Figure 6: The cytoplasm-restricted expression of POH1 fails to increase E2F1-Survivin/FOXM1 expression.

(a) The nuclear (Nu) and cytoplasmic (Cy) fractions of tumour cells were analysed with antibodies against POH1, histone H2Ax (the indicative for nuclear fraction) and tubulin (a control for the cytoplasmic fraction). (b) The nuclear and cytoplasmic fractions of the SMMC-7721 cells stably expressing POH1-Flag were analysed using anti-Flag antibody. (c,d) Fluorescent staining of SMMC-7721 cells and the SMMC-7721 cells stably expressing POH1-Flag using anti-POH1(c) and anti-Flag antibodies (d), respectively.
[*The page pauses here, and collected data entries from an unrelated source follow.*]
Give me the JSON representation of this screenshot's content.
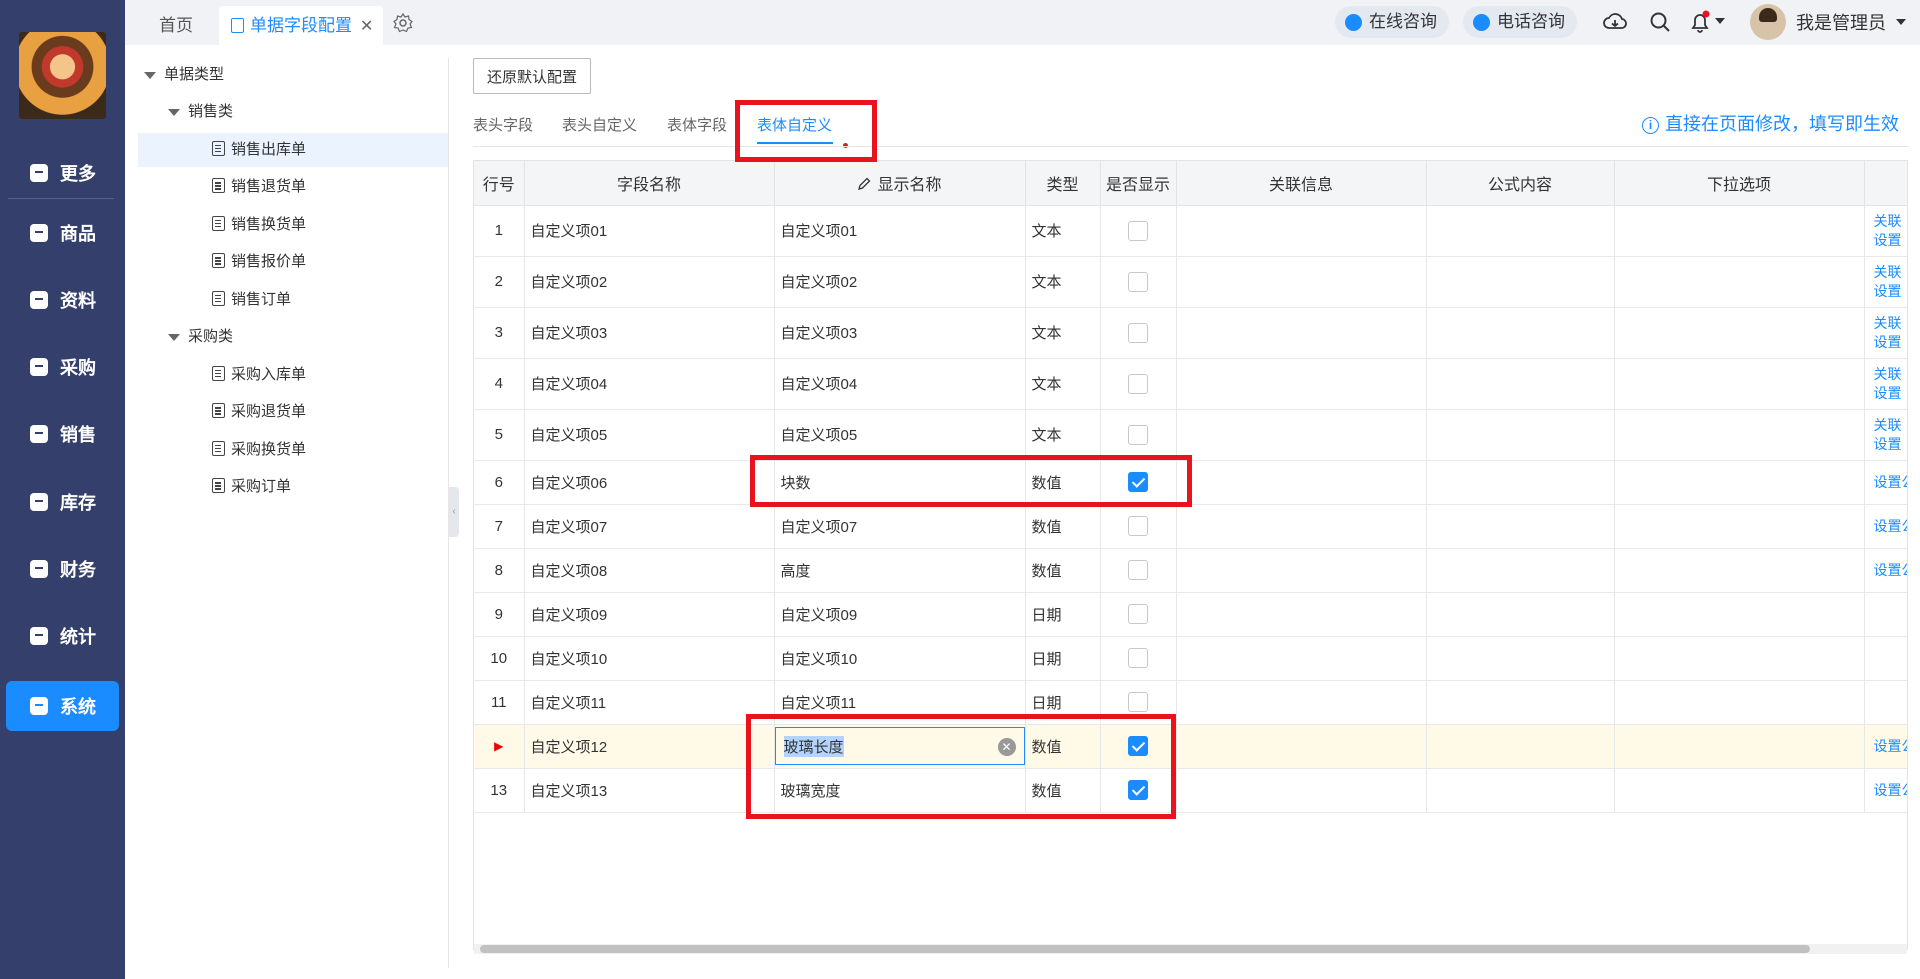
{
  "sidebar": {
    "items": [
      {
        "label": "更多",
        "icon": "plus-square-icon"
      },
      {
        "label": "商品",
        "icon": "bag-icon"
      },
      {
        "label": "资料",
        "icon": "document-icon"
      },
      {
        "label": "采购",
        "icon": "cart-icon"
      },
      {
        "label": "销售",
        "icon": "bar-chart-icon"
      },
      {
        "label": "库存",
        "icon": "warehouse-icon"
      },
      {
        "label": "财务",
        "icon": "yen-icon"
      },
      {
        "label": "统计",
        "icon": "line-chart-icon"
      },
      {
        "label": "系统",
        "icon": "hexagon-gear-icon"
      }
    ],
    "active": "系统"
  },
  "topbar": {
    "home_tab": "首页",
    "active_tab": "单据字段配置",
    "close": "✕",
    "online": "在线咨询",
    "phone": "电话咨询",
    "user_name": "我是管理员"
  },
  "tree": {
    "root": "单据类型",
    "groups": [
      {
        "label": "销售类",
        "items": [
          "销售出库单",
          "销售退货单",
          "销售换货单",
          "销售报价单",
          "销售订单"
        ]
      },
      {
        "label": "采购类",
        "items": [
          "采购入库单",
          "采购退货单",
          "采购换货单",
          "采购订单"
        ]
      }
    ],
    "selected": "销售出库单"
  },
  "main": {
    "restore_button": "还原默认配置",
    "tabs": [
      "表头字段",
      "表头自定义",
      "表体字段",
      "表体自定义"
    ],
    "active_tab": "表体自定义",
    "hint": "直接在页面修改，填写即生效"
  },
  "grid": {
    "columns": [
      "行号",
      "字段名称",
      "显示名称",
      "类型",
      "是否显示",
      "关联信息",
      "公式内容",
      "下拉选项",
      ""
    ],
    "rows": [
      {
        "idx": "1",
        "field": "自定义项01",
        "display": "自定义项01",
        "type": "文本",
        "shown": false,
        "link1": "关联",
        "link2": "设置"
      },
      {
        "idx": "2",
        "field": "自定义项02",
        "display": "自定义项02",
        "type": "文本",
        "shown": false,
        "link1": "关联",
        "link2": "设置"
      },
      {
        "idx": "3",
        "field": "自定义项03",
        "display": "自定义项03",
        "type": "文本",
        "shown": false,
        "link1": "关联",
        "link2": "设置"
      },
      {
        "idx": "4",
        "field": "自定义项04",
        "display": "自定义项04",
        "type": "文本",
        "shown": false,
        "link1": "关联",
        "link2": "设置"
      },
      {
        "idx": "5",
        "field": "自定义项05",
        "display": "自定义项05",
        "type": "文本",
        "shown": false,
        "link1": "关联",
        "link2": "设置"
      },
      {
        "idx": "6",
        "field": "自定义项06",
        "display": "块数",
        "type": "数值",
        "shown": true,
        "link1": "设置公",
        "link2": ""
      },
      {
        "idx": "7",
        "field": "自定义项07",
        "display": "自定义项07",
        "type": "数值",
        "shown": false,
        "link1": "设置公",
        "link2": ""
      },
      {
        "idx": "8",
        "field": "自定义项08",
        "display": "高度",
        "type": "数值",
        "shown": false,
        "link1": "设置公",
        "link2": ""
      },
      {
        "idx": "9",
        "field": "自定义项09",
        "display": "自定义项09",
        "type": "日期",
        "shown": false,
        "link1": "",
        "link2": ""
      },
      {
        "idx": "10",
        "field": "自定义项10",
        "display": "自定义项10",
        "type": "日期",
        "shown": false,
        "link1": "",
        "link2": ""
      },
      {
        "idx": "11",
        "field": "自定义项11",
        "display": "自定义项11",
        "type": "日期",
        "shown": false,
        "link1": "",
        "link2": ""
      },
      {
        "idx": "▶",
        "field": "自定义项12",
        "display": "玻璃长度",
        "type": "数值",
        "shown": true,
        "link1": "设置公",
        "link2": "",
        "editing": true
      },
      {
        "idx": "13",
        "field": "自定义项13",
        "display": "玻璃宽度",
        "type": "数值",
        "shown": true,
        "link1": "设置公",
        "link2": ""
      }
    ]
  },
  "colors": {
    "sidebar": "#34406b",
    "accent": "#1a8cff",
    "annotation": "#e8141d"
  }
}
Nuclear DNA was visualized using DAPI staining. Scale bar, 20 μm. (e) The nuclear (Nu) and cytoplasmic (Cy) fractions of SMMC-7721 cells transfected with either control or the POH1 siRNA were extracted and analysed using the indicated antibodies. (f,g) SMMC-7721 cells stably expressing the siRNA-resistant forms of POH1-Flag or of POH1(NES)-Flag were analysed by immunoblotting using the indicated antibodies (f); cells were transfected with control or POH1 siRNA for 72 h, and the cell extracts were then analysed by immunoblotting (g). (h) SMMC-7721 cells expressing two different forms of POH1 were transfected with control or POH1 siRNA. 48 h after transfection, the cells were cultured for 10 days. The cells were stained with crystal violet. (i) The nuclear (Nu) and cytoplasmic (Cy) fractions of SMMC-7721 cells transfected with control or the nuclear-localized POH1. The cell extracts were then analysed by immunoblotting.